After applying this patch, CONFIG_SYSTEM_BLACKLIST_HASH_LIST now works
like the other filename macros.  It seems like this would be a good
addition.

I have done some additional testing, I am seeing a regression. The blacklist 
keyring is no longer picking up any of the hashes from the dbx during boot. 

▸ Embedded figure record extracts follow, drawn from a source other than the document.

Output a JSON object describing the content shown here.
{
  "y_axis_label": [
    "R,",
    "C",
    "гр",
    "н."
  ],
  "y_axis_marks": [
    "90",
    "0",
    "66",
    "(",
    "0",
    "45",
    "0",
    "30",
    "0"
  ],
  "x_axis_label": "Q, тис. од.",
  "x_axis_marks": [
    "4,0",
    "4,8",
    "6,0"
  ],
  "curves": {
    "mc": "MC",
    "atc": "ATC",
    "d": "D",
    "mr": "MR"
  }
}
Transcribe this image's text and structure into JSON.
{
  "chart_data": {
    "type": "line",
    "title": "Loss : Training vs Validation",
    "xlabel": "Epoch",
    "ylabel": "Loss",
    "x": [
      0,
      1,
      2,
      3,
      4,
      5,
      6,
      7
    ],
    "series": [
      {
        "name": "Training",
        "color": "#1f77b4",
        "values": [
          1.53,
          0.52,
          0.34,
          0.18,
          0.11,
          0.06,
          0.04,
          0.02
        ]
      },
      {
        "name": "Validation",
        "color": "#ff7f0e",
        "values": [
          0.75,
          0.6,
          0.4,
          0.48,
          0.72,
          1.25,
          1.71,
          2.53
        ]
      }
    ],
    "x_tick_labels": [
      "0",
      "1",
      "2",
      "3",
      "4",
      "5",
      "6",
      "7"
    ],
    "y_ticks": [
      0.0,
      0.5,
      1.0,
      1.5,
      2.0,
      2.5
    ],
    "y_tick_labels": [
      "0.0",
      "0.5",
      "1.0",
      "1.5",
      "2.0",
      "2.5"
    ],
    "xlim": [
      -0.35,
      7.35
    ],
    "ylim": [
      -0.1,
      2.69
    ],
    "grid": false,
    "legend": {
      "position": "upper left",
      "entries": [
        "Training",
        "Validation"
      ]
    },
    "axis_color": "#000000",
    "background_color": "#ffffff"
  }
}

I backed out the merge with my changes  (fdbbe7ceeb95090d09c33ce0497e0394c82aa33d) 
and still see the regression.  I then backed out Mickaël merge
(5bf1adccf5c41dbdd51d1f4de220d335d9548598) and it fixes the regression.

On a x86 with the updated dbx from uefi.org, I’d expect to see 234 bin hash entries
in the blacklist keyring.  With the current merged code, there is none.